Once they trekked into the forest, Platenberg explained that five bat species call the Virgin Islands their year-round home. Three of these – Artibeus jamaicensis, the Jamaican Fruit-eating Bat; Stenoderma rufum, the Red Fig-eating Bat; and Brachyphylla cavernarum, the Antillean Cave Bat – eat primarily fruit, but also consume insects. A fourth, the Velvety Free-tailed Bat, or Molossus molossus, eats only insects, while the Greater Bulldog (or Fisherman) Bat, Noctilio leporinus, subsists on fish from the sea and gut.

Platenberg, who wore thick gloves to protect her hands in case the stressed bats bit, stressed that the territory’s bats, unlike some species on the mainland, do not carry any infectious diseases.

“They don’t have rabies,” Platenberg said. “They don’t have any infectious diseases that would affect other bats, or other animals, or people.”

In the Virgin Islands bats – not bees – are the number-one pollinator of commercial fruits. Bats are also among the very first animals to show up after hurricanes decimate the landscape, spreading seeds for much-needed new banana, papaya and guava trees. And those rude mosquitoes that feast on your flesh? There would be many more of them if bats were not around, said Platenberg.

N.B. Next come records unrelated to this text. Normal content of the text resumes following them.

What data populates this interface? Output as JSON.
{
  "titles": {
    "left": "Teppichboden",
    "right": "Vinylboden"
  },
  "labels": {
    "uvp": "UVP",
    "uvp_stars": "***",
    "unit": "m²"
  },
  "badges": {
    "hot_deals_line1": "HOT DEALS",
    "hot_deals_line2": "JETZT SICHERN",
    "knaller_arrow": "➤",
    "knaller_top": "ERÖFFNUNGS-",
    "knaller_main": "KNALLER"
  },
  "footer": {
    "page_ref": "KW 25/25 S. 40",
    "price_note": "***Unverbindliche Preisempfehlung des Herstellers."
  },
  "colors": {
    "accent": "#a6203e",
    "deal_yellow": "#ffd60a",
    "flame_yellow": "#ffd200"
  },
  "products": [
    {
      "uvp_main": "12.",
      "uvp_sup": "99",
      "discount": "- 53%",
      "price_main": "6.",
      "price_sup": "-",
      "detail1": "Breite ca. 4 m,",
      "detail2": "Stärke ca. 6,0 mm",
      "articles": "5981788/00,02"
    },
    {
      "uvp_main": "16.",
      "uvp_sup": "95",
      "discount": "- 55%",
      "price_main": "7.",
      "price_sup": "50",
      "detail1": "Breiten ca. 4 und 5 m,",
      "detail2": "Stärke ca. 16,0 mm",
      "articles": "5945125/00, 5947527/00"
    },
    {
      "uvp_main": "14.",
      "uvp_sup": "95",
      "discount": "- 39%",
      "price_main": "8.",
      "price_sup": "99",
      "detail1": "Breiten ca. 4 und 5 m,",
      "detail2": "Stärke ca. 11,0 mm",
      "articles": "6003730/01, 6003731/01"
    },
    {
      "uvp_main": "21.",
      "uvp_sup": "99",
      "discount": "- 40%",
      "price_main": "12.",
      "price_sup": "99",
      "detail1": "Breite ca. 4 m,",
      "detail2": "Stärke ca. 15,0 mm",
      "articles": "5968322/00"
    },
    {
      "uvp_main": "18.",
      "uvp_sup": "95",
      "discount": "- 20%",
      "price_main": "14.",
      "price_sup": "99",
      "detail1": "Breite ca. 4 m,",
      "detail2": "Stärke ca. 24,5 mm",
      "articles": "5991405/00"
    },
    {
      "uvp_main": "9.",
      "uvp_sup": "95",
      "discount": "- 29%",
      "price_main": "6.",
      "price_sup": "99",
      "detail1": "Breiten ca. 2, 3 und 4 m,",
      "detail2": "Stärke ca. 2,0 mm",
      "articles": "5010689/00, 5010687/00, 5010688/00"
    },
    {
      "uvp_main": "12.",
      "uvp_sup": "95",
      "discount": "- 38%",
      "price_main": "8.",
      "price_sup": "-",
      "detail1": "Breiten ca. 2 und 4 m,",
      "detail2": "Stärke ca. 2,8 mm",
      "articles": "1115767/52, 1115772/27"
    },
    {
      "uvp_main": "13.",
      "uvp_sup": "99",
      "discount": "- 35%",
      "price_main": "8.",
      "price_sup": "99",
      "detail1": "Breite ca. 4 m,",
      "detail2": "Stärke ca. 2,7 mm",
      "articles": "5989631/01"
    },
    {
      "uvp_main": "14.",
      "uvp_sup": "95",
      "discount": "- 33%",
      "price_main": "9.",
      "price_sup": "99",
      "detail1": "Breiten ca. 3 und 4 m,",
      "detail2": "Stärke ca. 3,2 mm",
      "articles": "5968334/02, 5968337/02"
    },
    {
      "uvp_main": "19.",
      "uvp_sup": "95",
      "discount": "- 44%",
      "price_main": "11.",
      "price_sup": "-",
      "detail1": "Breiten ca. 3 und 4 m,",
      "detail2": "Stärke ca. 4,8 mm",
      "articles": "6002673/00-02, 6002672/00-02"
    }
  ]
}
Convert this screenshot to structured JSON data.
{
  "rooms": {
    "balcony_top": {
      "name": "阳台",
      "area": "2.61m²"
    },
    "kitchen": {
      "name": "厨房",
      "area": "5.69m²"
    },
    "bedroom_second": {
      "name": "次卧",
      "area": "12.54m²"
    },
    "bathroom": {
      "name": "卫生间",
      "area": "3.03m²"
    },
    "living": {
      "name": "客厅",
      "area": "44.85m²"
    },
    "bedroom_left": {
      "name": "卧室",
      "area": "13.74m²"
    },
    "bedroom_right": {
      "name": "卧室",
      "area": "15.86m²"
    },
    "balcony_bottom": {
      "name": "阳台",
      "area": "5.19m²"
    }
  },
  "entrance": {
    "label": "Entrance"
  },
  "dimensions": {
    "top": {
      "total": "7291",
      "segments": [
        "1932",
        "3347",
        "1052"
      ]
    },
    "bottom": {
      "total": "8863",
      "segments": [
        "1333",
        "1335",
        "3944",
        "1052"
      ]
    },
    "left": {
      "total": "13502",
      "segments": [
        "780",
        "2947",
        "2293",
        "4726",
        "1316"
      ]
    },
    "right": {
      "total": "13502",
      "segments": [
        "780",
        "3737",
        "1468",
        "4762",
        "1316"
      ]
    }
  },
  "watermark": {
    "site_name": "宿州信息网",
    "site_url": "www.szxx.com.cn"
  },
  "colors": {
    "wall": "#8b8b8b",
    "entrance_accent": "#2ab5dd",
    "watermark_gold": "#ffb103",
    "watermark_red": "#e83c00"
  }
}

Platenberg said she would know it was time to stop catching bats and move onto weighing, measuring, and banding them when the Antillean Cave Bat started appearing in the nets. These athletic bats do not roost at Magens; rather, they fly in to forage there from places such as Peterborg.

“They are really, really buff,” Platenberg said. “They are like the Vin Diesel of bats.”

Sadly, the VI Source did not get to see one of these hard-bodied bats, but we left with the same sense of wonderment as that voiced by photographer Angel Randall, who accompanied her graduate student boyfriend to the event.

“The coolest thing I learned is that bats can’t infect you with rabies,” Randall said. “I think that is a big fear – that you’ll get bit and get rabies.”

Along with students Pedro Nieves and Tyler Grespin, Randall reached out to pet the fuzzy head of a Jamaican Fruit-eating bat and got a close-up look at its little leaf nose.

“I can’t wait,” Randall added, “to call my family and tell them I did this.”